The OPP probe focuses on for-profit ventures Ornge created to generate revenue by turning the publicly funded air-ambulance service into a world-class medical transport business.
As well, the Health Ministry is investigating 13 Ornge-related incidents, including three deaths, to determine whether the care of patients was compromised in the name of profit.
Ornge emerged in 2006 out of the McGuinty government’s desire to shift services from bureaucrats to the private sector. The scandal has exposed what can happen when these ventures operate with little transparency or oversight: Taxpayers fund the organization and absorb the cost of potential business failures, while private sector partners pocket much of the profits.
Ms. Matthews said in an interview on Thursday that it is apparent to her now that Ornge must be more accountable. But critics want to know why it took her so long, as plenty of red flags were raised about Ornge.
Former New Democratic Party Leader Howard Hampton asked in November, 2010, how many for-profit companies Ornge had and whether Dr. Mazza and other executives were paid by more than one entity. Mr. Hampton, now a lawyer at Faskens specializing in mining and First Nations issues, said in an interview that he never got a response from Ms. Matthews.
Progressive Conservative MPP Frank Klees said in the legislature last April that there was no disclosure on whether public money was being used to subsidize the for-profit entities. But he, too, was rebuffed.
Ms. Matthews said officials at Ornge assured her that no public money was going into for-profit ventures.
“I think everyone’s feeling pretty let down,” she said. “We were lied to by Ornge on a number of occasions on a number of issues.”
The McGuinty government signed a performance agreement with Dr. Mazza in November, 2005, that gave Ornge a monopoly over the province’s air ambulance service. But the agreement was flawed, Ms. Matthews said. For starters, her ministry could not intervene in changes to Ornge’s corporate structure. And unlike officials at other publicly funded agencies, a source said, Ornge executives did not have to testify about the agency’s activities before an all-party committee of the legislature.
What also kept critics at bay, sources say, was the fact that Ornge’s strategies were given the seal of approval from top legal and accounting firms. According to documents obtained by The Globe, the country’s leading accounting firm, Price Waterhouse Coopers, and Davies Ward Phillips & Vineberg, another prominent Bay Street law firm, endorsed private-sector ventures.
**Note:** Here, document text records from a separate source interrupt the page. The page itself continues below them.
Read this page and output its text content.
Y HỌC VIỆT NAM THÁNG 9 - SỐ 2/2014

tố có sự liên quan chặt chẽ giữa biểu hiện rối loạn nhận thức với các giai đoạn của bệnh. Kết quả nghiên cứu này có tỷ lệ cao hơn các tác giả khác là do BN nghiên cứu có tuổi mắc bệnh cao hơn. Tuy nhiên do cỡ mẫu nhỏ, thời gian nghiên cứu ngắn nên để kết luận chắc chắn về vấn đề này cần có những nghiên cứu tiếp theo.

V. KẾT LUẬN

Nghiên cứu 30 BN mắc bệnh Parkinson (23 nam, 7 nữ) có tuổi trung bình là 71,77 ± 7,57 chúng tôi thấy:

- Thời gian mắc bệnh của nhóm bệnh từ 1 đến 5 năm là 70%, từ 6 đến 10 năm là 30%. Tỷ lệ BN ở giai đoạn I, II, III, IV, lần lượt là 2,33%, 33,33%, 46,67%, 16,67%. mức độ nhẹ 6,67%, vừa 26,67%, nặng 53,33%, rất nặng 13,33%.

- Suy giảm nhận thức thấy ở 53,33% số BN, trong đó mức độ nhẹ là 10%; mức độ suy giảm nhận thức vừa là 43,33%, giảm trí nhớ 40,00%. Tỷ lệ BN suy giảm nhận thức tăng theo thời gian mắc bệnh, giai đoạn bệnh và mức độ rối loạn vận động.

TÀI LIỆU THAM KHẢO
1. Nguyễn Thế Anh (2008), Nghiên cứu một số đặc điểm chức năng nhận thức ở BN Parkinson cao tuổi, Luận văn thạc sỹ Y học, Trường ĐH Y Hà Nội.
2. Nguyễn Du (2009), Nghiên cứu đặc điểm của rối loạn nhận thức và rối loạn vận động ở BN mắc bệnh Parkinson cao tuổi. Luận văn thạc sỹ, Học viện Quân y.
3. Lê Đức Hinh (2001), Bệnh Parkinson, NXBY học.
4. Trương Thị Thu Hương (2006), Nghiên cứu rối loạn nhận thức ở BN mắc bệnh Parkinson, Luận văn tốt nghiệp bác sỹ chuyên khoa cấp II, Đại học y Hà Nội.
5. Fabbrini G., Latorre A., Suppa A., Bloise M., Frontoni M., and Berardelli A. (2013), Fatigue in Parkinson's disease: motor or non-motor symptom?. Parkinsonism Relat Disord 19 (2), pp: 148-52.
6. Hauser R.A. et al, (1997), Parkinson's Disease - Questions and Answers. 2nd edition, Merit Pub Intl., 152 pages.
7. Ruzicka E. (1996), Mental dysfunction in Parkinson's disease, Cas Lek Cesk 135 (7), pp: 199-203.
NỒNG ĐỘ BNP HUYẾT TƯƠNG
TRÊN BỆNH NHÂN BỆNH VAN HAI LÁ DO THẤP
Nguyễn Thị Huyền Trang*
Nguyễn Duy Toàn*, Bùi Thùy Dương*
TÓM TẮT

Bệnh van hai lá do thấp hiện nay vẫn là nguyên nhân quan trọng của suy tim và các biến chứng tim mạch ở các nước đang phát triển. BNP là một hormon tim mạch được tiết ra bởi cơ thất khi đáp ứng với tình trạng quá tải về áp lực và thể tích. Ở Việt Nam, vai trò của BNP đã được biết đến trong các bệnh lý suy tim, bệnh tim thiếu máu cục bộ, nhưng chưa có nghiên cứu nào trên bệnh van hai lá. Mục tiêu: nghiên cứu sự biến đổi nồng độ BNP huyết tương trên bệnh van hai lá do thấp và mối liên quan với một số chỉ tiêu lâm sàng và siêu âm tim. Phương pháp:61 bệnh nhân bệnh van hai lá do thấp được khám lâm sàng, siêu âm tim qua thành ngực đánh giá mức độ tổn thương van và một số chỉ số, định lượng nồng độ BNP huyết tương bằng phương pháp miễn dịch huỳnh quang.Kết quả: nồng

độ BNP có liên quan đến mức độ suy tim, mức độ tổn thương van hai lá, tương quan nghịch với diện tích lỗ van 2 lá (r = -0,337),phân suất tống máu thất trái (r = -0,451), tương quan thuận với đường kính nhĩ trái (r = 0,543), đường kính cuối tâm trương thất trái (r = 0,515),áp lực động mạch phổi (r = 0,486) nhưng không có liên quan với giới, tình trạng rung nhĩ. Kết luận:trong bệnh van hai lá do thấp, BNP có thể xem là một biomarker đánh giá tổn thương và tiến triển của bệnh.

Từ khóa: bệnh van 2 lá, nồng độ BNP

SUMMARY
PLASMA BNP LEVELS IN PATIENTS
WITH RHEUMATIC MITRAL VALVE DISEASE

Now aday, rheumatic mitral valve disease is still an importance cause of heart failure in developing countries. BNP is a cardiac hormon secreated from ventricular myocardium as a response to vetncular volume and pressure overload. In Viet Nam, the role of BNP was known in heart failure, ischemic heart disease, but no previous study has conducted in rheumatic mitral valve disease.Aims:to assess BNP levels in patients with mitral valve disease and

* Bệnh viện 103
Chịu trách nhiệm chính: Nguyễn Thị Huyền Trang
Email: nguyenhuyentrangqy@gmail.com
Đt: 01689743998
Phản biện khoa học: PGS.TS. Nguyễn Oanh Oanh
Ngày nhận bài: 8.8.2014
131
PwC and Davies advised an independent committee of Ornge’s board last year that its plan to create private sector divisions was fair and legally sound. Shawn McReynolds, Davies' managing partner, declined to comment on Thursday.
A spokesman for Price Waterhouse Coopers was unable to offer immediate comment.
The Ministry of Health called in the OPP on Thursday as a result of the findings made by a team of forensic auditors from the Ministry of Finance, who have spent the past few weeks poring over Ornge's financial records. Sources said two transactions triggered the criminal probe: $1.2-million in loans made to Dr. Mazza that Ornge is now seeking to recover, and a $6.7-million payment Italian aviation company AgustaWestland channelled back to Ornge as part of the air ambulance’s purchase of 12 helicopters for $148-million.
A source close to Dr. Mazza said the loans were approved by the board. He also said Dr. Mazza sought advice from Faskens on the “propriety” of the payment from Agusta. The source said Dr. Mazza is “not in a position to comment.”
A Faskens' spokesman said the firm will not comment on matters now before the OPP.
Even as news broke of the police probe, it appeared to be business as usual at Ornge's headquarters in Mississauga. No police officers were in sight, couriers continued to make deliveries, and staff came and went through the afternoon. Most employees would not talk, but one said nothing unusual was happening inside.
At the legislature, Mr. Klees, the Tory MPP, called on Ms. Matthews to step aside until the probe is complete.
“I’m not going anywhere,” Ms. Matthews said. “I’ve got lots of work to do.”